Now long forgotten by history, the House of Croÿ was once a formidable force in the Hapsberg politics of late 17th Century Flanders, Burgundy and the Rhinelands. Members of the House of Croÿ were active in the complex politics of the Empire, holding impressive positions in the Imperial Court and ecclesiarchy. Members of the House were bishops of Cambrai, Arras, Ypres, Tournai; one was the tutor and Godfather to the Emperor Charles V; another was Grand Equerry to the King of Spain. Many were members of the prestigious Hapsberg Order of the Golden Fleece.
The members of the House of Croÿ who followed the colours and beat of the drum weave through the military narratives the 17th Century. They travelled and fought in Italy, Spain, Flanders, Russia, Germany and the New Spain.
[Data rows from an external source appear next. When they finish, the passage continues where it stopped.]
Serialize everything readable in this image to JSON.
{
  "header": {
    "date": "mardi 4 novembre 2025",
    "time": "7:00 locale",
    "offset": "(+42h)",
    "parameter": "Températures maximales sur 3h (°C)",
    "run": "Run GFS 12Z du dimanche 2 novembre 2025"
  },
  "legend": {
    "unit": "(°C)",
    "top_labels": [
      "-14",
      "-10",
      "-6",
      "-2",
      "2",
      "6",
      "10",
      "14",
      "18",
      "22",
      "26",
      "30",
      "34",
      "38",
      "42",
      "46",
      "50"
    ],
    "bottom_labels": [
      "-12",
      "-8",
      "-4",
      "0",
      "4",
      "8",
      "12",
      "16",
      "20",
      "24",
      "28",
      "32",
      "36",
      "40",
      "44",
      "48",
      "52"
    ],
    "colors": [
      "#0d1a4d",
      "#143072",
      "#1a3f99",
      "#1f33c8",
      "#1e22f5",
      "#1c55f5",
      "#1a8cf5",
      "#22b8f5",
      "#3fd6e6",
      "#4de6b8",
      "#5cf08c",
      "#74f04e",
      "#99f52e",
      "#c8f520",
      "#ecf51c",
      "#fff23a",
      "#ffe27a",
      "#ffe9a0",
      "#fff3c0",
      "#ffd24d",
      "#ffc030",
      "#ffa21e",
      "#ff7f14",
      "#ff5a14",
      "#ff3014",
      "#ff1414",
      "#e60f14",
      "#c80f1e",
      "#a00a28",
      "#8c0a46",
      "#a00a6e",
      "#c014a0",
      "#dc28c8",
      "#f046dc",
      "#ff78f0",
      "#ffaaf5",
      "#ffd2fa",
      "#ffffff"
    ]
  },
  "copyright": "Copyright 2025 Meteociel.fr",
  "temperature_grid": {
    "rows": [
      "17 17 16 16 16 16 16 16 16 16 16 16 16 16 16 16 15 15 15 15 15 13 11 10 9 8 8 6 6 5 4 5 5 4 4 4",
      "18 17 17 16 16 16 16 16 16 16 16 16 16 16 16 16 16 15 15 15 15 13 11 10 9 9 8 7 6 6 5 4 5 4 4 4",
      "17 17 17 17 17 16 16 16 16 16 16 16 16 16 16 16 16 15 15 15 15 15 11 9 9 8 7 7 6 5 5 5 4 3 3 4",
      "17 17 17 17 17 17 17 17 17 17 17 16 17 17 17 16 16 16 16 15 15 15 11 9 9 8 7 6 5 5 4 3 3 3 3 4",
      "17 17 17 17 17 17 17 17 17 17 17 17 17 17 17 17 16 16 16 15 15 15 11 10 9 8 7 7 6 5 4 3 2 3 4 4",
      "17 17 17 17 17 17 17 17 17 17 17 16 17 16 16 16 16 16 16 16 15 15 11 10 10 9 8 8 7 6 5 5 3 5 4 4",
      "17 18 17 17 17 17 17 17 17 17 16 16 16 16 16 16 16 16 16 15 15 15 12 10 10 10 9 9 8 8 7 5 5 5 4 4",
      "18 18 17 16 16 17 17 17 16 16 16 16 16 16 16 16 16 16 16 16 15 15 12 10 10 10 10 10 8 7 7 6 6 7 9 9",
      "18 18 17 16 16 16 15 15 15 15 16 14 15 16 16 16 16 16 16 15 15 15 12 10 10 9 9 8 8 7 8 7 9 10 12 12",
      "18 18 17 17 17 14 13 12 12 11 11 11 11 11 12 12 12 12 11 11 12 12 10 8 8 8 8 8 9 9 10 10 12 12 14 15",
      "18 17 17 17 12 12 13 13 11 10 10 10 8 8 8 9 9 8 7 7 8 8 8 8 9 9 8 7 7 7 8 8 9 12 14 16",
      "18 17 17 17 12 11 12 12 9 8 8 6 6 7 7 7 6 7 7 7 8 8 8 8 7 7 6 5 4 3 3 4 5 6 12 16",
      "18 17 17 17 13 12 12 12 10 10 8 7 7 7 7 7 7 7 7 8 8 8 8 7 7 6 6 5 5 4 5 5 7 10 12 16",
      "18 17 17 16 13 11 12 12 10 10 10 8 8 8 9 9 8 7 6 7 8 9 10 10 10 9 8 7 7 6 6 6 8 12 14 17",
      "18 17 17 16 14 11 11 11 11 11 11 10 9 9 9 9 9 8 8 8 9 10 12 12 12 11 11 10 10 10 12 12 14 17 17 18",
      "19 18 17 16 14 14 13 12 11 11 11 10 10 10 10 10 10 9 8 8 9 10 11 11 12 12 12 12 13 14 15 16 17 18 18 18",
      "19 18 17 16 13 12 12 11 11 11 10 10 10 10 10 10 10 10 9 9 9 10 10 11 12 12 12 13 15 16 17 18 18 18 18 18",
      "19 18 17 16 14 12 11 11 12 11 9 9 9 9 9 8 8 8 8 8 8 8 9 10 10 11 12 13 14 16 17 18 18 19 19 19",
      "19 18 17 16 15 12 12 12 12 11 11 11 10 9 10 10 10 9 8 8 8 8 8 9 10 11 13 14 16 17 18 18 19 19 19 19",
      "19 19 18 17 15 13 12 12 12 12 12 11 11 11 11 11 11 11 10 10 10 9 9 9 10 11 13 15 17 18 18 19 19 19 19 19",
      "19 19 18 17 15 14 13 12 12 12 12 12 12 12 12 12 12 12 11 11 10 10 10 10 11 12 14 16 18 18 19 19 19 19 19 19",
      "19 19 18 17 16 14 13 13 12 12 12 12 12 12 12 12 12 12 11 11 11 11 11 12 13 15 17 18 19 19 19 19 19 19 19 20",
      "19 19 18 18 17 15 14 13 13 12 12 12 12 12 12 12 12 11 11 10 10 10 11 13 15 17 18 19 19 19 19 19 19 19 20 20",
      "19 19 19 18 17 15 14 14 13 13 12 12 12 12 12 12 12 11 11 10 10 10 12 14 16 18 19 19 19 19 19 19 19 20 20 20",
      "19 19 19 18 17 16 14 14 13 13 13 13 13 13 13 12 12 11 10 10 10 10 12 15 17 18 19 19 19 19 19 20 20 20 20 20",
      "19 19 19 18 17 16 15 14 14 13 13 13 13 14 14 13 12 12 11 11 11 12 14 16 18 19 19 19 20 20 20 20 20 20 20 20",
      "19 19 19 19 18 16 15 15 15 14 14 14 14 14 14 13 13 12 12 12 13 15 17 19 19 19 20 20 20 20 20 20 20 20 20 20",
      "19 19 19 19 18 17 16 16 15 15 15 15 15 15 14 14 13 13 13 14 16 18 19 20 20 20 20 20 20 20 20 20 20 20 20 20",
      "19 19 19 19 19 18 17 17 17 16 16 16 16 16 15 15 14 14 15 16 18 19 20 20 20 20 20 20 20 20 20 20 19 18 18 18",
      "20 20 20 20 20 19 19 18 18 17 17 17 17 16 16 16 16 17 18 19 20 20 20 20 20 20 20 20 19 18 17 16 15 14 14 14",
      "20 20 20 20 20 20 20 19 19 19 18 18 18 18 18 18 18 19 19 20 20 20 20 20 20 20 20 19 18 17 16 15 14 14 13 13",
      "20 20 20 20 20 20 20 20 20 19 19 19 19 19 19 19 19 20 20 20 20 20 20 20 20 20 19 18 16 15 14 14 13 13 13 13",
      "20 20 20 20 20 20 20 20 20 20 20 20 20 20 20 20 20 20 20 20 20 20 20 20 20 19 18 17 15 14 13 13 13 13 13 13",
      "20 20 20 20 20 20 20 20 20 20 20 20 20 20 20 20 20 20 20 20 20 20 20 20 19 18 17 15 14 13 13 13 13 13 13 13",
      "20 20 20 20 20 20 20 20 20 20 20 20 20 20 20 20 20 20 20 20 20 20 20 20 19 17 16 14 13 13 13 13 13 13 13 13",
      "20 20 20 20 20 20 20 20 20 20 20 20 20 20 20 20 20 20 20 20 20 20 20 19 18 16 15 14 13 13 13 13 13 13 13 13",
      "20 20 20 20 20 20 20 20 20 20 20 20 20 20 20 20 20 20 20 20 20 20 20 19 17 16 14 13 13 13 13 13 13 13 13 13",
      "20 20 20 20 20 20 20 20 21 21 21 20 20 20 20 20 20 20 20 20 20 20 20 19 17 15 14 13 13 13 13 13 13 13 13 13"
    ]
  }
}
No doubt their influence, wealth and family connections opened many doors to military advancement and political influence.
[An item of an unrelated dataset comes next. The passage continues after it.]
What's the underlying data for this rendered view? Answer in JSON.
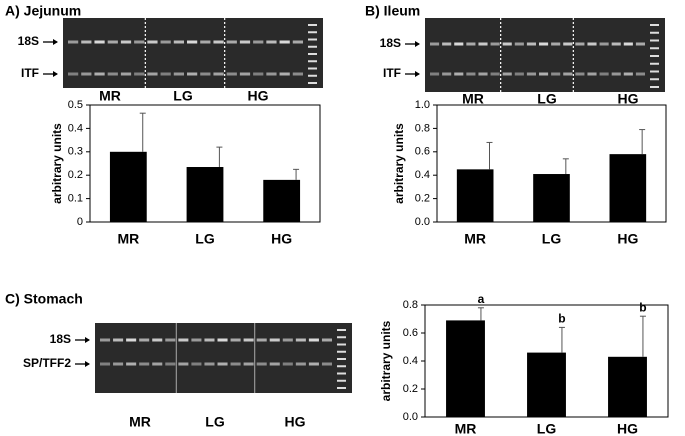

It was therefore perhaps unsurprising that on the list of Tercios of Horse, entered on page 13 of the Pike & Shot Society’s book “The Spanish Armies in the War of the League of Augsberg: 1688-1697”, the final Tercio of Horse was that of Charles de Croÿ, Duque de Havré.
While not himself the Duque de Croÿ, Charles du Croÿ held the title of Duque de Havré, entitling him to the honorific title of ‘Principe’, and to be addressed with the predicate of “Serene Highness”. He held the award of nobility of the Order of the Golden Fleece, and I thought that both he, and his Tercio of Horse, would make good subjects for my Spanish army of Flanders for 1688.
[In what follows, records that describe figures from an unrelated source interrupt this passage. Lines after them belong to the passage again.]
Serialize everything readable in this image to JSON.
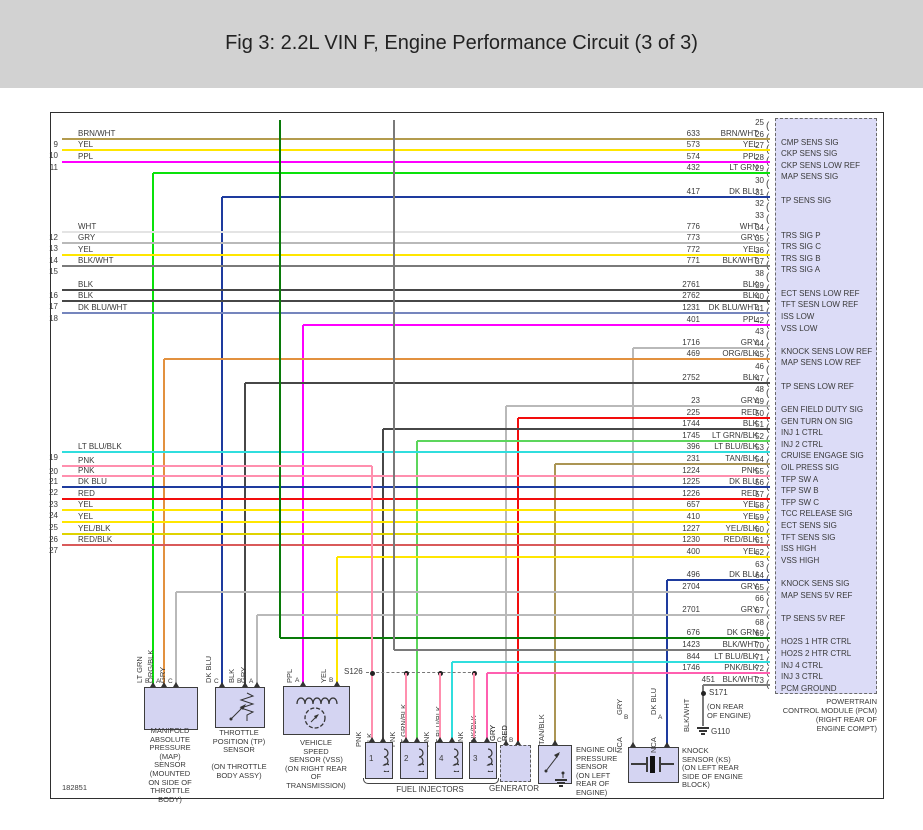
{
  "title": "Fig 3: 2.2L VIN F, Engine Performance Circuit (3 of 3)",
  "footer_code": "182851",
  "colors": {
    "BRN/WHT": "#b39b4e",
    "YEL": "#ffe600",
    "PPL": "#ff00ff",
    "WHT": "#e4e4e4",
    "GRY": "#b9b9b9",
    "BLK/WHT": "#7a7a7a",
    "BLK": "#474747",
    "DK BLU/WHT": "#7585bd",
    "LT BLU/BLK": "#30dede",
    "PNK": "#ff8fae",
    "DK BLU": "#1e3b9e",
    "RED": "#f20d0d",
    "YEL/BLK": "#dfd300",
    "RED/BLK": "#d95a5a",
    "LT GRN": "#0ae20a",
    "ORG/BLK": "#e2913f",
    "DK GRN": "#097a09",
    "TAN/BLK": "#ab9554",
    "LT GRN/BLK": "#5cd65c",
    "PNK/BLK": "#ff5fb0",
    "pcm_fill": "#dcdcf7",
    "comp_fill": "#d4d4f2",
    "titlebar": "#d2d2d2"
  },
  "pcm": {
    "label": [
      "POWERTRAIN",
      "CONTROL MODULE (PCM)",
      "(RIGHT REAR OF",
      "ENGINE COMPT)"
    ],
    "pins": [
      {
        "n": 25
      },
      {
        "n": 26,
        "num": "633",
        "color": "BRN/WHT",
        "signal": "CMP SENS SIG",
        "route": "full"
      },
      {
        "n": 27,
        "num": "573",
        "color": "YEL",
        "signal": "CKP SENS SIG",
        "route": "full"
      },
      {
        "n": 28,
        "num": "574",
        "color": "PPL",
        "signal": "CKP SENS LOW REF",
        "route": "full"
      },
      {
        "n": 29,
        "num": "432",
        "color": "LT GRN",
        "signal": "MAP SENS SIG",
        "route": "drop"
      },
      {
        "n": 30
      },
      {
        "n": 31,
        "num": "417",
        "color": "DK BLU",
        "signal": "TP SENS SIG",
        "route": "drop"
      },
      {
        "n": 32
      },
      {
        "n": 33
      },
      {
        "n": 34,
        "num": "776",
        "color": "WHT",
        "signal": "TRS SIG P",
        "route": "full"
      },
      {
        "n": 35,
        "num": "773",
        "color": "GRY",
        "signal": "TRS SIG C",
        "route": "full"
      },
      {
        "n": 36,
        "num": "772",
        "color": "YEL",
        "signal": "TRS SIG B",
        "route": "full"
      },
      {
        "n": 37,
        "num": "771",
        "color": "BLK/WHT",
        "signal": "TRS SIG A",
        "route": "full"
      },
      {
        "n": 38
      },
      {
        "n": 39,
        "num": "2761",
        "color": "BLK",
        "signal": "ECT SENS LOW REF",
        "route": "full"
      },
      {
        "n": 40,
        "num": "2762",
        "color": "BLK",
        "signal": "TFT SESN LOW REF",
        "route": "full"
      },
      {
        "n": 41,
        "num": "1231",
        "color": "DK BLU/WHT",
        "signal": "ISS LOW",
        "route": "full"
      },
      {
        "n": 42,
        "num": "401",
        "color": "PPL",
        "signal": "VSS LOW",
        "route": "drop"
      },
      {
        "n": 43
      },
      {
        "n": 44,
        "num": "1716",
        "color": "GRY",
        "signal": "KNOCK SENS LOW REF",
        "route": "drop"
      },
      {
        "n": 45,
        "num": "469",
        "color": "ORG/BLK",
        "signal": "MAP SENS LOW REF",
        "route": "drop"
      },
      {
        "n": 46
      },
      {
        "n": 47,
        "num": "2752",
        "color": "BLK",
        "signal": "TP SENS LOW REF",
        "route": "drop"
      },
      {
        "n": 48
      },
      {
        "n": 49,
        "num": "23",
        "color": "GRY",
        "signal": "GEN FIELD DUTY SIG",
        "route": "drop"
      },
      {
        "n": 50,
        "num": "225",
        "color": "RED",
        "signal": "GEN TURN ON SIG",
        "route": "drop"
      },
      {
        "n": 51,
        "num": "1744",
        "color": "BLK",
        "signal": "INJ 1 CTRL",
        "route": "drop"
      },
      {
        "n": 52,
        "num": "1745",
        "color": "LT GRN/BLK",
        "signal": "INJ 2 CTRL",
        "route": "drop"
      },
      {
        "n": 53,
        "num": "396",
        "color": "LT BLU/BLK",
        "signal": "CRUISE ENGAGE SIG",
        "route": "full"
      },
      {
        "n": 54,
        "num": "231",
        "color": "TAN/BLK",
        "signal": "OIL PRESS SIG",
        "route": "drop"
      },
      {
        "n": 55,
        "num": "1224",
        "color": "PNK",
        "signal": "TFP SW A",
        "route": "full"
      },
      {
        "n": 56,
        "num": "1225",
        "color": "DK BLU",
        "signal": "TFP SW B",
        "route": "full"
      },
      {
        "n": 57,
        "num": "1226",
        "color": "RED",
        "signal": "TFP SW C",
        "route": "full"
      },
      {
        "n": 58,
        "num": "657",
        "color": "YEL",
        "signal": "TCC RELEASE SIG",
        "route": "full"
      },
      {
        "n": 59,
        "num": "410",
        "color": "YEL",
        "signal": "ECT SENS SIG",
        "route": "full"
      },
      {
        "n": 60,
        "num": "1227",
        "color": "YEL/BLK",
        "signal": "TFT SENS SIG",
        "route": "full"
      },
      {
        "n": 61,
        "num": "1230",
        "color": "RED/BLK",
        "signal": "ISS HIGH",
        "route": "full"
      },
      {
        "n": 62,
        "num": "400",
        "color": "YEL",
        "signal": "VSS HIGH",
        "route": "drop"
      },
      {
        "n": 63
      },
      {
        "n": 64,
        "num": "496",
        "color": "DK BLU",
        "signal": "KNOCK SENS SIG",
        "route": "drop"
      },
      {
        "n": 65,
        "num": "2704",
        "color": "GRY",
        "signal": "MAP SENS 5V REF",
        "route": "drop"
      },
      {
        "n": 66
      },
      {
        "n": 67,
        "num": "2701",
        "color": "GRY",
        "signal": "TP SENS 5V REF",
        "route": "drop"
      },
      {
        "n": 68
      },
      {
        "n": 69,
        "num": "676",
        "color": "DK GRN",
        "signal": "HO2S 1 HTR CTRL",
        "route": "rise"
      },
      {
        "n": 70,
        "num": "1423",
        "color": "BLK/WHT",
        "signal": "HO2S 2 HTR CTRL",
        "route": "rise"
      },
      {
        "n": 71,
        "num": "844",
        "color": "LT BLU/BLK",
        "signal": "INJ 4 CTRL",
        "route": "drop"
      },
      {
        "n": 72,
        "num": "1746",
        "color": "PNK/BLK",
        "signal": "INJ 3 CTRL",
        "route": "drop"
      },
      {
        "n": 73,
        "num": "451",
        "color": "BLK/WHT",
        "signal": "PCM GROUND",
        "route": "ground"
      }
    ]
  },
  "left_wires": [
    {
      "n": 9,
      "pin": 26,
      "color": "BRN/WHT"
    },
    {
      "n": 10,
      "pin": 27,
      "color": "YEL"
    },
    {
      "n": 11,
      "pin": 28,
      "color": "PPL"
    },
    {
      "n": 12,
      "pin": 34,
      "color": "WHT"
    },
    {
      "n": 13,
      "pin": 35,
      "color": "GRY"
    },
    {
      "n": 14,
      "pin": 36,
      "color": "YEL"
    },
    {
      "n": 15,
      "pin": 37,
      "color": "BLK/WHT"
    },
    {
      "n": 16,
      "pin": 39,
      "color": "BLK"
    },
    {
      "n": 17,
      "pin": 40,
      "color": "BLK"
    },
    {
      "n": 18,
      "pin": 41,
      "color": "DK BLU/WHT"
    },
    {
      "n": 19,
      "pin": 53,
      "color": "LT BLU/BLK"
    },
    {
      "n": 20,
      "pin": null,
      "color": "PNK",
      "to": "s126"
    },
    {
      "n": 21,
      "pin": 55,
      "color": "PNK"
    },
    {
      "n": 22,
      "pin": 56,
      "color": "DK BLU"
    },
    {
      "n": 23,
      "pin": 57,
      "color": "RED"
    },
    {
      "n": 24,
      "pin": 58,
      "color": "YEL"
    },
    {
      "n": 25,
      "pin": 59,
      "color": "YEL"
    },
    {
      "n": 26,
      "pin": 60,
      "color": "YEL/BLK"
    },
    {
      "n": 27,
      "pin": 61,
      "color": "RED/BLK"
    }
  ],
  "splices": {
    "s126": {
      "label": "S126"
    },
    "s171": {
      "label": "S171",
      "wire": "BLK/WHT",
      "note": [
        "(ON REAR",
        "OF ENGINE)"
      ],
      "ground": "G110"
    }
  },
  "components": {
    "map": {
      "pins": [
        "B",
        "A",
        "C"
      ],
      "pin_colors": [
        "LT GRN",
        "ORG/BLK",
        "GRY"
      ],
      "label": [
        "MANIFOLD",
        "ABSOLUTE",
        "PRESSURE (MAP)",
        "SENSOR",
        "(MOUNTED",
        "ON SIDE OF",
        "THROTTLE",
        "BODY)"
      ]
    },
    "tp": {
      "pins": [
        "C",
        "B",
        "A"
      ],
      "pin_colors": [
        "DK BLU",
        "BLK",
        "GRY"
      ],
      "label": [
        "THROTTLE",
        "POSITION (TP)",
        "SENSOR",
        "",
        "(ON THROTTLE",
        "BODY ASSY)"
      ]
    },
    "vss": {
      "pins": [
        "A",
        "B"
      ],
      "pin_colors": [
        "PPL",
        "YEL"
      ],
      "label": [
        "VEHICLE",
        "SPEED",
        "SENSOR (VSS)",
        "(ON RIGHT REAR",
        "OF TRANSMISSION)"
      ]
    },
    "injectors": {
      "label": "FUEL INJECTORS",
      "items": [
        {
          "n": "1",
          "colors": [
            "PNK",
            "BLK"
          ]
        },
        {
          "n": "2",
          "colors": [
            "PNK",
            "LT GRN/BLK"
          ]
        },
        {
          "n": "4",
          "colors": [
            "PNK",
            "LT BLU/BLK"
          ]
        },
        {
          "n": "3",
          "colors": [
            "PNK",
            "PNK/BLK"
          ]
        }
      ]
    },
    "generator": {
      "pins": [
        "C",
        "B"
      ],
      "pin_colors": [
        "GRY",
        "RED"
      ],
      "label": "GENERATOR"
    },
    "oil": {
      "pin_colors": [
        "TAN/BLK"
      ],
      "label": [
        "ENGINE OIL",
        "PRESSURE",
        "SENSOR",
        "(ON LEFT",
        "REAR OF",
        "ENGINE)"
      ]
    },
    "knock": {
      "pins": [
        "B",
        "A"
      ],
      "pin_colors": [
        "GRY",
        "DK BLU"
      ],
      "nca": "NCA",
      "label": [
        "KNOCK",
        "SENSOR (KS)",
        "(ON LEFT REAR",
        "SIDE OF ENGINE",
        "BLOCK)"
      ]
    }
  }
}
The figures are a mixture of Dixons and Wargames Foundry. I added some arm swaps, and some green-stuff feathers. For Duque Charles, I added a small green-stuff Order of the Golden Fleece around his neck.
The Duque’s horse is a piebald, and specifically a Tobiano. These were popular in 17th Century Europe, as you can see from this study by Pieter Paul Rubens.
The standard for the Tercio of Horse was reconstructed from the fragments of information we know about late 17th Century Spanish and Flemish flags. “The Spanish Armies in the War of the League of Augsberg: 1688-1697” states that many of the flags for the Spanish and Flemish cavalry of the late 17th Century featured a Burgundian cross on a red field, but that other family symbols and religious images were reasonably common, often as the reverse of the standard. I opted for an image of the Virgin and Child, although I could (and might next time) have used the family crest of the House of Croÿ.
I also added tufts from Warbases and Mini-Natur (which I picked up at Salute, 2018)
As for weapons, this is another pistol-armed unit of Horse from the Spanish army of Flanders. Hopefully, in facing the French, the Spanish and Flemish pistol-bearing tactics will be an interesting contrast to more aggressive French swordpoints.